Il n’est pas inéquitable de laisser à la charge des autres parties les frais engagés pour la défense de leurs intérêts en cause d’appel. Aucune condamnation au titre de l’article 700 du code de procédure civile ne sera prononcée à son leur profit en cause d’appel.
PAR CES MOTIFS :
La cour, statuant publiquement, par arrêt réputé contradictoire et après en avoir délibéré conformément à la loi :
Infirme le jugement entrepris en ce qu’il a « dit que Mme H X a droit à l’indemnisation intégrale de son préjudice corporel » ;
Infirme le jugement entrepris quant aux montants des condamnations prononcées au bénéfice de Mme H X, M. P-Q X, M. F X, M. G X, Mme E X et Mme A-K X ;
Confirme le jugement entrepris pour le surplus ;
Statuant à nouveau des chef infirmés et y ajoutant,
Dit que Mme H X a commis, dans le cadre d’un accident complexe, des fautes ayant concouru pour partie aux dommages et venant réduire son droit à indemnisation de 25 % (vingt-cinq pour cent) ;
Rappelle que cette réduction de 25 % s’impose aux proches ou aux ayants droit de Mme H X pour leurs préjudices respectifs ;
Fixe comme suit l’indemnisation des préjudices de Mme H X avant application de la réduction de 25 % :
Sommes dues par le responsable
Part revenant à Mme H X
Part revenant à
l’organisme social
Dépenses de santé actuelles
53 759,69 €
2 709,55 € 51 050,14 €
Frais divers
2 935,00 €
2 935,00 €
Assistance par tierce personne temporaire
23 500,00 €
23 500,00 €
Perte de gains professionnels actuels
40 906,46 €
5 054,92 € 35 851,54 €
Dépense de santé futures
5 762,74 €
5 762,74 €
Assistance par tierce personne définitive
246 331,00 €
246 331,00 €
Perte de gains professionnels futurs
659 167,00 €
646 951,36 € 12 215,64 €
Incidence professionnelle
0
0
Déficit fonctionnel temporaire
10 362,50 €
10 362,50 €
Souffrances endurées 5/7
30 000,00 €
30 000,00 €
Préjudice esthétique temporaire 4/7
4 000,00 €
4 000,00 €
Déficit fonctionnel permanent 50 %
162 000,00 €
162 000,00 €
Préjudice esthétique permanent 2/7
4 000,00 €
4 000,00 €
Préjudice d’agrément
8 000,00 €
8 000,00 €
Préjudice sexuel
0
0
Somme due
1 250 724,39 €
1 151 607,07 € 99 117,32 €
Condamne la SA Suravenir Assurances à payer à Mme H X, déduction faite de la créance des organismes sociaux et déduction restant à faire des provisions versées, la somme de 863 705,30 euros (huit cent soixante-trois mille sept cent cinq euros et trente centimes) au titre de l’indemnisation de son préjudice corporel ;
Condamne la SA Suravenir Assurances à payer à M. P-Q X :
* la somme de 15 000 euros (quinze mille euros) en réparation de son préjudice d’affection et de son préjudice extra-patrimonial exceptionnel,
* la somme de 1 875 euros (mille huit cent soixante-quinze euros) en réparation de son préjudicie matériel ;
Condamne la SA Suravenir Assurances à payer à Mme E X, M. F X, M. G X et Mme A-K X, chacun, la somme de 11 250 euros (onze mille deux cent cinquante euros) en réparation de leur préjudice d’affection ;
Dit n’y avoir lieu à condamnation au titre de l’article 700 du code de procédure civile en cause d’appel
Condamne in solidum Mme H X, M. P-Q X, M. F X, M. G X, Mme E X et Mme A-K X aux dépens d’appel, avec application, au profit des avocats qui en ont fait la demande, des dispositions de l’article 699 du code de procédure civile.
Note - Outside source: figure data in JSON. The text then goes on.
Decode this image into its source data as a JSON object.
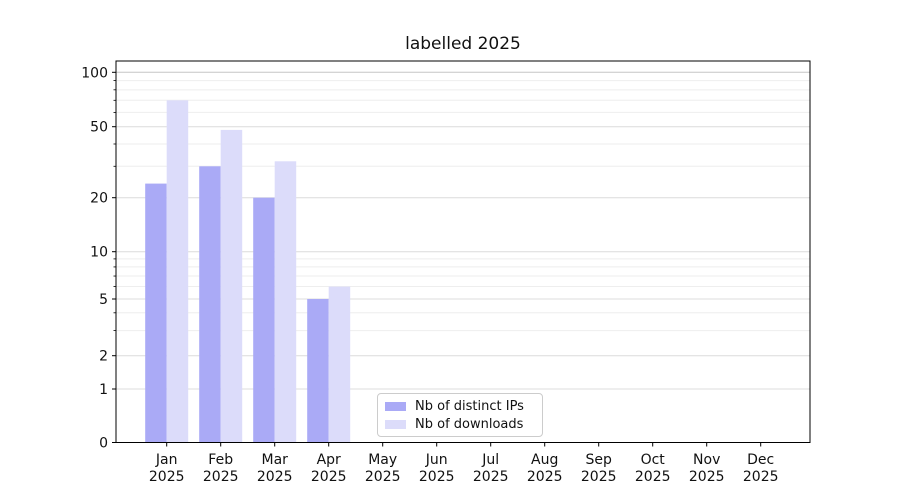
{
  "title": "labelled 2025",
  "colors": {
    "series_ips": "#aaaaf6",
    "series_downloads": "#dcdcfa",
    "grid_major": "#dcdcdc",
    "grid_top_major": "#c6c6c6",
    "grid_minor": "#eeeeee",
    "spine": "#000000",
    "tick_label": "#111111",
    "legend_border": "#cccccc",
    "background": "#ffffff"
  },
  "chart_data": {
    "type": "bar",
    "title": "labelled 2025",
    "categories": [
      "Jan",
      "Feb",
      "Mar",
      "Apr",
      "May",
      "Jun",
      "Jul",
      "Aug",
      "Sep",
      "Oct",
      "Nov",
      "Dec"
    ],
    "category_year_line": "2025",
    "series": [
      {
        "name": "Nb of distinct IPs",
        "color": "#aaaaf6",
        "values": [
          24,
          30,
          20,
          5,
          null,
          null,
          null,
          null,
          null,
          null,
          null,
          null
        ]
      },
      {
        "name": "Nb of downloads",
        "color": "#dcdcfa",
        "values": [
          70,
          48,
          32,
          6,
          null,
          null,
          null,
          null,
          null,
          null,
          null,
          null
        ]
      }
    ],
    "xlabel": "",
    "ylabel": "",
    "yscale": "asinh (log-like, linear near zero)",
    "yticks": [
      0,
      1,
      2,
      5,
      10,
      20,
      50,
      100
    ],
    "ytick_labels": [
      "0",
      "1",
      "2",
      "5",
      "10",
      "20",
      "50",
      "100"
    ],
    "yticks_minor": [
      3,
      4,
      6,
      7,
      8,
      9,
      30,
      40,
      60,
      70,
      80,
      90
    ],
    "ylim_top_value": 115,
    "grid": "horizontal major + minor gridlines",
    "legend_position": "lower center, inside axes",
    "bar_layout": "grouped, two bars per month, no bar borders"
  },
  "legend": {
    "items": [
      {
        "label": "Nb of distinct IPs",
        "color": "#aaaaf6"
      },
      {
        "label": "Nb of downloads",
        "color": "#dcdcfa"
      }
    ]
  }
}
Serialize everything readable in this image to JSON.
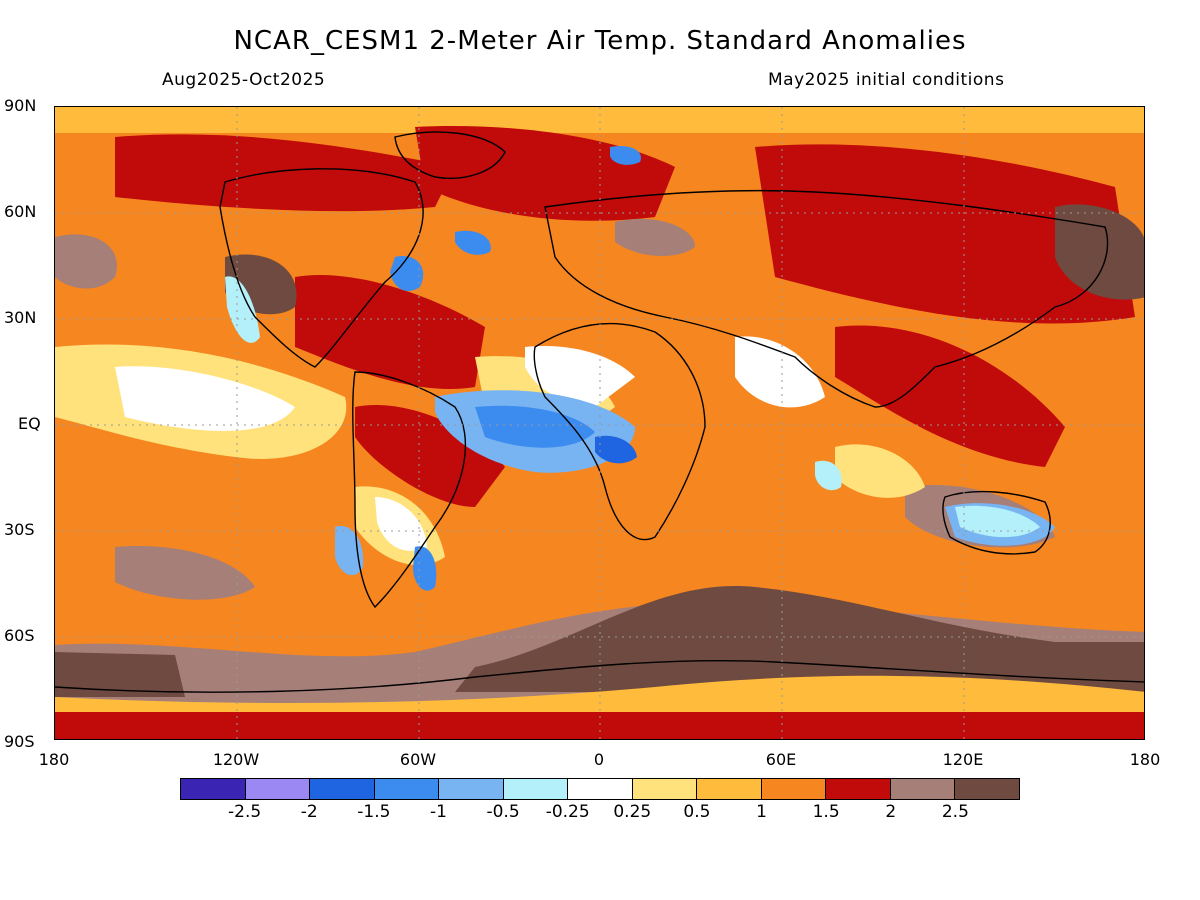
{
  "title": "NCAR_CESM1 2-Meter Air Temp. Standard Anomalies",
  "subtitle_left": "Aug2025-Oct2025",
  "subtitle_right": "May2025 initial conditions",
  "lat_labels": [
    "90N",
    "60N",
    "30N",
    "EQ",
    "30S",
    "60S",
    "90S"
  ],
  "lon_labels": [
    "180",
    "120W",
    "60W",
    "0",
    "60E",
    "120E",
    "180"
  ],
  "colorbar": {
    "colors": [
      "#3a24b4",
      "#9b88f2",
      "#1f64e1",
      "#3c8cef",
      "#78b4f2",
      "#b4f0fa",
      "#ffffff",
      "#ffe27b",
      "#ffbb3c",
      "#f6861f",
      "#c10a0a",
      "#a67f79",
      "#6e4a40"
    ],
    "labels": [
      "-2.5",
      "-2",
      "-1.5",
      "-1",
      "-0.5",
      "-0.25",
      "0.25",
      "0.5",
      "1",
      "1.5",
      "2",
      "2.5"
    ]
  }
}
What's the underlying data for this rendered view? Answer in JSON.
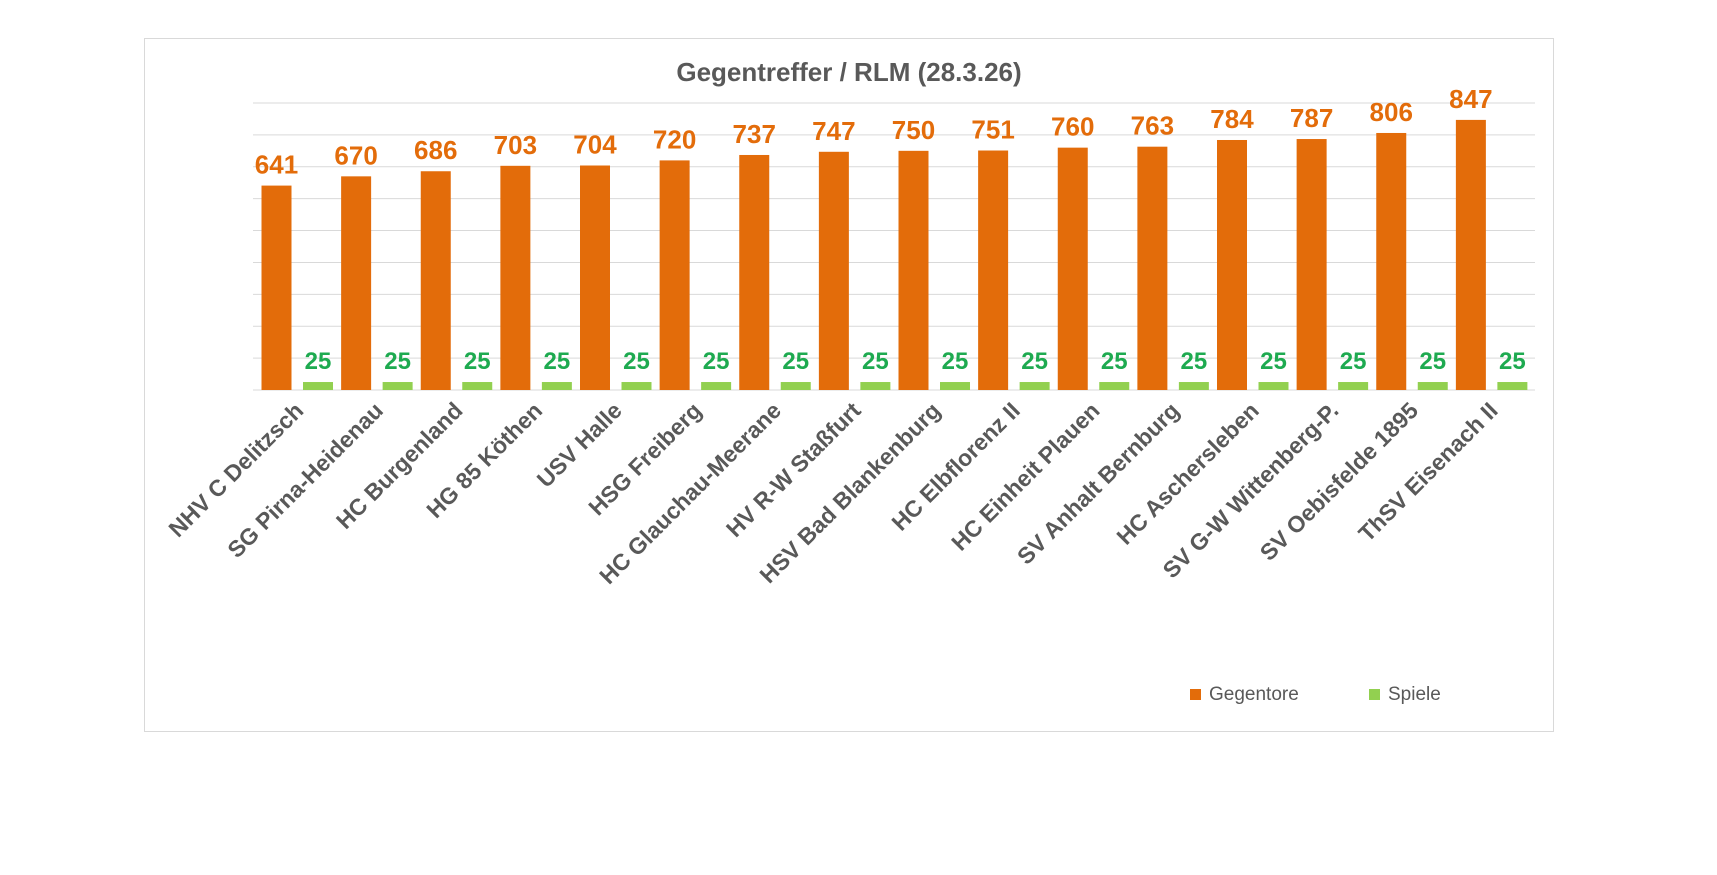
{
  "chart_data": {
    "type": "bar",
    "title": "Gegentreffer / RLM (28.3.26)",
    "categories": [
      "NHV C Delitzsch",
      "SG Pirna-Heidenau",
      "HC Burgenland",
      "HG 85 Köthen",
      "USV Halle",
      "HSG Freiberg",
      "HC Glauchau-Meerane",
      "HV R-W Staßfurt",
      "HSV Bad Blankenburg",
      "HC Elbflorenz II",
      "HC Einheit Plauen",
      "SV Anhalt Bernburg",
      "HC Aschersleben",
      "SV G-W Wittenberg-P.",
      "SV Oebisfelde 1895",
      "ThSV Eisenach II"
    ],
    "series": [
      {
        "name": "Gegentore",
        "color": "#e36c0a",
        "values": [
          641,
          670,
          686,
          703,
          704,
          720,
          737,
          747,
          750,
          751,
          760,
          763,
          784,
          787,
          806,
          847
        ]
      },
      {
        "name": "Spiele",
        "color": "#92d050",
        "values": [
          25,
          25,
          25,
          25,
          25,
          25,
          25,
          25,
          25,
          25,
          25,
          25,
          25,
          25,
          25,
          25
        ]
      }
    ],
    "ylim": [
      0,
      900
    ],
    "grid": true,
    "legend_position": "bottom-right",
    "data_labels": true
  }
}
Prononcé par mise à disposition de l’arrêt au greffe de la Cour, les parties en ayant été préalablement avisées dans les conditions prévues au deuxième alinéa de l’article 450 du code de procédure civile.
Arrêt signé par Mme Emmanuèle Cardona, Présidente de la deuxième chambre civile et par la Greffière,Caroline Bertolo, à laquelle la minute de la décision a été remise par le magistrat signataire.